Une décision allemande pourrait peser sur tout le secteur. Le tribunal régional de Munich (Landgericht München) a jugé que Google est directement responsable des fausses affirmations produites par ses AI Overviews, ces résumés générés par intelligence artificielle affichés en haut des résultats de recherche. C’est, selon plusieurs observateurs, l’une des premières fois qu’une justice tient un fournisseur d’IA pour responsable de ce que son système écrit.

Ce que le tribunal reproche à Google

L’affaire (référencée 26 O 869/26) oppose Google à deux éditeurs basés à Munich. Leurs noms apparaissaient dans des résumés IA qui les reliaient à des arnaques, des pièges à l’abonnement et des pratiques commerciales douteuses. Problème : ces accusations ne figuraient dans aucune des sources citées. Selon le tribunal, l’IA avait mélangé des informations concernant d’autres sociétés réellement douteuses avec celles des plaignants, créant des liens inventés de toutes pièces.

Le tribunal a prononcé une injonction interdisant à Google de continuer à diffuser ces affirmations.

Un raisonnement qui change la donne

Le cœur de la décision tient en une phrase : pour les juges, le résumé IA est le contenu propre de Google, pas une simple liste de résultats renvoyant vers d’autres sites. Google est donc qualifié de responsable direct, parce que l’entreprise est la seule à maîtriser le fonctionnement de son IA et les algorithmes qui la font tourner.

Google s’était défendu en avançant que les internautes pouvaient vérifier eux mêmes les informations en cliquant sur les sources. Le tribunal a rejeté cet argument : le résumé se comprend seul, sans qu’on ait besoin d’aller vérifier ailleurs. L’entreprise a par ailleurs été condamnée à supporter 80 % des frais de procédure, chaque plaignant prenant en charge 10 % du reste.

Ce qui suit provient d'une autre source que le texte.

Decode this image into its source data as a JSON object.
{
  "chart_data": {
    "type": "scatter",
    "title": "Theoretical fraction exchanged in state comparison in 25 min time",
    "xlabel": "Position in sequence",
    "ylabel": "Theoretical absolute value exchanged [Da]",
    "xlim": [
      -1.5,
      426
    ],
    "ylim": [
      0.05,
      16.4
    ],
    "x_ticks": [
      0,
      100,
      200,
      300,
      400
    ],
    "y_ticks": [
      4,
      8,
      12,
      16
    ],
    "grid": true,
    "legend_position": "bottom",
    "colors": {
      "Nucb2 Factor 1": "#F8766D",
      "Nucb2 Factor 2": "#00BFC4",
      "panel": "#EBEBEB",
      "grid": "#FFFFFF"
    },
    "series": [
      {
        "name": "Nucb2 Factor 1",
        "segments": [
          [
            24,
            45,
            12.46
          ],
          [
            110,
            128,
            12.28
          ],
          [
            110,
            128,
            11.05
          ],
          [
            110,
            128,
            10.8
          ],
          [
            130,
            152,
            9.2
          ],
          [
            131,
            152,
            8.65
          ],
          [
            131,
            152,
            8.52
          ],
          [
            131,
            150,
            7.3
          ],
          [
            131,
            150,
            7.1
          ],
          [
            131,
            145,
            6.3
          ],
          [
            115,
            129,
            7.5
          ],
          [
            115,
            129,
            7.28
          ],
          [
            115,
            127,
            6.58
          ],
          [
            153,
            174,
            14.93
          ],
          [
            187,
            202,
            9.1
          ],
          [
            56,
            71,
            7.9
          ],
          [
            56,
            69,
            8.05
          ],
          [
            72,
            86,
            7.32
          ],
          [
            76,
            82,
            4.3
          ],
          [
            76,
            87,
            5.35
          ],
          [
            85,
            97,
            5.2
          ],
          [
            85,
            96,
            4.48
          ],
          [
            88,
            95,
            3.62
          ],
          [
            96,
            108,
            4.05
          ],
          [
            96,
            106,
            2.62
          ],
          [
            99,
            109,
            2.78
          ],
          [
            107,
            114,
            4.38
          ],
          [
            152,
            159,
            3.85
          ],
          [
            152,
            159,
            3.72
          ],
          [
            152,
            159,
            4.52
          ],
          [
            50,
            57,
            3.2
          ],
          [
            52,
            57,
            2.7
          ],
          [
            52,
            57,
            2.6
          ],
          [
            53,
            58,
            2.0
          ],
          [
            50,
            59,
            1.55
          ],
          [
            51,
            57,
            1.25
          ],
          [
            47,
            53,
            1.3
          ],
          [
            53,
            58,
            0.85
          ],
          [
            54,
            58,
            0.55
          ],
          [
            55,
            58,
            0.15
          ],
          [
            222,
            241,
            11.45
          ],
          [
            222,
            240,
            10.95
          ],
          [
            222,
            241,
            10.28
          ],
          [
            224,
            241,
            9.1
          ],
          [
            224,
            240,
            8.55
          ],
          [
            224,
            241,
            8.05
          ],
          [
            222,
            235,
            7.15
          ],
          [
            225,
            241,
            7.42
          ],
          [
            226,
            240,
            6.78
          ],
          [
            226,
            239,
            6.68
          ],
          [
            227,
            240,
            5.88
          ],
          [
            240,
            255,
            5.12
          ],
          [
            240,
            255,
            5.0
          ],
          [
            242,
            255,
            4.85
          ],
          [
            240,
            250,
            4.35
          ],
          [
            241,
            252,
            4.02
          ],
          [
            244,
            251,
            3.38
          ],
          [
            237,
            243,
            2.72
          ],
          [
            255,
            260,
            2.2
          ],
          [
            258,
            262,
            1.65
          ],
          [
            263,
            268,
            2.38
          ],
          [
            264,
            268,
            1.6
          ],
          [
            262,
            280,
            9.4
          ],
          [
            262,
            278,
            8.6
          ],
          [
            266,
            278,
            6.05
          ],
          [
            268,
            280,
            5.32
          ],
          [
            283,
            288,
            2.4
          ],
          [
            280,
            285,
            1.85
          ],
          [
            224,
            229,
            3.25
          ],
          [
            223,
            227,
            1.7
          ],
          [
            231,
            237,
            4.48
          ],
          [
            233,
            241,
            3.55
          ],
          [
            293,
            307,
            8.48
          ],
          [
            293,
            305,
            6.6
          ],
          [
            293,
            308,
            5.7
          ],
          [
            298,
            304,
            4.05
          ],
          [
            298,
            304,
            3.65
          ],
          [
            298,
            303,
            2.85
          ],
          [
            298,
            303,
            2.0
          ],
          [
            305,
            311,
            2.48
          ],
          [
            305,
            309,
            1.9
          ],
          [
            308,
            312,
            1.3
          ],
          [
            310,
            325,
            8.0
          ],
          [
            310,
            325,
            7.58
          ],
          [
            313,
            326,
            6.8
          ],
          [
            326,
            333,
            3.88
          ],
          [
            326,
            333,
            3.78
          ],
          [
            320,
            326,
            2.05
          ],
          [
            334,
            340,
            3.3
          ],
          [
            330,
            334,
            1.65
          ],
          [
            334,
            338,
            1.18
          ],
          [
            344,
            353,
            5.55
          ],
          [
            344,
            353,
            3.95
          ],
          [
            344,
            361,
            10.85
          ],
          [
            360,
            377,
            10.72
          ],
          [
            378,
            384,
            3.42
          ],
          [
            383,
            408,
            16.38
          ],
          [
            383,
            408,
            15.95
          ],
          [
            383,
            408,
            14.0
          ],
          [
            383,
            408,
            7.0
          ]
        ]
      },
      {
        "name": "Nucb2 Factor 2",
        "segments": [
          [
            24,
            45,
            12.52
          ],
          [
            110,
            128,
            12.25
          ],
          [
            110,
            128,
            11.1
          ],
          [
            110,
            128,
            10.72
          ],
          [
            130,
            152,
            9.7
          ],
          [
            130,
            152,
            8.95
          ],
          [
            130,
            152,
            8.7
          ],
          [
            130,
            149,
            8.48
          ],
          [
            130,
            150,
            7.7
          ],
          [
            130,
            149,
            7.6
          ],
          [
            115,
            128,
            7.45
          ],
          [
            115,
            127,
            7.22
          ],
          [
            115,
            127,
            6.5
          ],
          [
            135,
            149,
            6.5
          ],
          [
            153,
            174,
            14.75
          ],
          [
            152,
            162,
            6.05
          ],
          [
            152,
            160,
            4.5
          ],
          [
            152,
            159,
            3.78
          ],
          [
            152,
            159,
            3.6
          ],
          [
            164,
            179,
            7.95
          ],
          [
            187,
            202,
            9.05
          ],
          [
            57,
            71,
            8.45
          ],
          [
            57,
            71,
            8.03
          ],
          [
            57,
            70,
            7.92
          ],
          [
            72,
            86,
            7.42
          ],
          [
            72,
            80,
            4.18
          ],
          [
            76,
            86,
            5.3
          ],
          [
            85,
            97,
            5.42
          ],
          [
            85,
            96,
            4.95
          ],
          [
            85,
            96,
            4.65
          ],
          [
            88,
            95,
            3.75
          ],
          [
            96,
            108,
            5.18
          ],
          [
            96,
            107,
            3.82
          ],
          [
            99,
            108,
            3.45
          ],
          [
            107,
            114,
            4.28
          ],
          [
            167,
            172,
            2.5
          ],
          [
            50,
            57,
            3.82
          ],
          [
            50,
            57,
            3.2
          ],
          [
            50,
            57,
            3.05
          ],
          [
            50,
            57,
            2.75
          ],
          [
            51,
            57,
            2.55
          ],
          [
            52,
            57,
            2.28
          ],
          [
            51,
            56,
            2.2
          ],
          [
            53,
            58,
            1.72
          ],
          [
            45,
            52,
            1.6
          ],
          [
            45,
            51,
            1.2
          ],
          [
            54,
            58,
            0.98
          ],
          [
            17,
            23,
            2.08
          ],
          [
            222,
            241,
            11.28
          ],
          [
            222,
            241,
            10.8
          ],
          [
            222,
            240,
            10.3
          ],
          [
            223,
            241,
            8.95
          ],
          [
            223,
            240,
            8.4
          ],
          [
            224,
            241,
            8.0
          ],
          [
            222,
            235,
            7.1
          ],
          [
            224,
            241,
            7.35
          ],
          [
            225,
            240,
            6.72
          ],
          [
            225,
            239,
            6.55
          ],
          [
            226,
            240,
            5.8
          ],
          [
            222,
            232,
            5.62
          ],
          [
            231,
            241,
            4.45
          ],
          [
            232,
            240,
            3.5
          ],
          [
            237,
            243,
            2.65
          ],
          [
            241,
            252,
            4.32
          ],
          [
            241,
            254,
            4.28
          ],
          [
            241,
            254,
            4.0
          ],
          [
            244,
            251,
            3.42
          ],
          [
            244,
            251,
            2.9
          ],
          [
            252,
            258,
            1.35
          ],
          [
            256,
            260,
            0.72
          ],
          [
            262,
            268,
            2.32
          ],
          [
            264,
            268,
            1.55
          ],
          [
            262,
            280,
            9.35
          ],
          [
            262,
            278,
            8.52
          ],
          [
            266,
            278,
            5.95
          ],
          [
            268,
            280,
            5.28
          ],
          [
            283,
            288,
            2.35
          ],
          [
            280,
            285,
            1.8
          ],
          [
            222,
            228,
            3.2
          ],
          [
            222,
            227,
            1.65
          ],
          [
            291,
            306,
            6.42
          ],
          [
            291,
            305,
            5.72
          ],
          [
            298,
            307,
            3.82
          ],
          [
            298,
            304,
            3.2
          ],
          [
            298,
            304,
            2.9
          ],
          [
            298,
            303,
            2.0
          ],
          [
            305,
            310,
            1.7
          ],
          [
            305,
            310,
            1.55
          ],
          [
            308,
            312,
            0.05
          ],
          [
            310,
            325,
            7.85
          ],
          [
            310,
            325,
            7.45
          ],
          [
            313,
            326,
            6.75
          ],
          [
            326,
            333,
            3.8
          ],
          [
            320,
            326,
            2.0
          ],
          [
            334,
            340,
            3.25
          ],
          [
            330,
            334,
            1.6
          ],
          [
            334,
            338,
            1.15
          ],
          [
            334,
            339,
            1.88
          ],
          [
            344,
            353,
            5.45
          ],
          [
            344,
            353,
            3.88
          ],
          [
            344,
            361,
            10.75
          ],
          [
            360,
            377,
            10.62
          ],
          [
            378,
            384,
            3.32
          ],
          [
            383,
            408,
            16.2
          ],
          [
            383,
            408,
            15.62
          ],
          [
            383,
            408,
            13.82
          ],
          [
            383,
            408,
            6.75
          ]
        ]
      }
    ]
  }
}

La décision arrive dans un contexte réglementaire tendu en Europe, où les règles encadrant l’IA se durcissent. Jusqu’ici, les moteurs de recherche bénéficiaient d’une responsabilité allégée sur les contenus qu’ils se contentent de référencer. En considérant que le résumé IA est une parole propre de l’entreprise, le tribunal munichois fait tomber cette protection pour les réponses générées automatiquement.

Pourquoi ça dépasse Google

La portée potentielle est large. Si ce raisonnement fait école, il ne touche pas que Google : il vise n’importe quel chatbot ou moteur de recherche qui reformule du contenu trouvé sur le web et l’affiche comme une réponse. La question de la responsabilité des phrases inventées par une IA, ces fameuses hallucinations, sort du débat technique pour entrer dans le droit. Google a indiqué vouloir faire appel, donc le dernier mot n’est pas dit. Mais pour les éditeurs et les entreprises visées à tort par un résumé automatique, la décision ouvre une voie de recours concrète.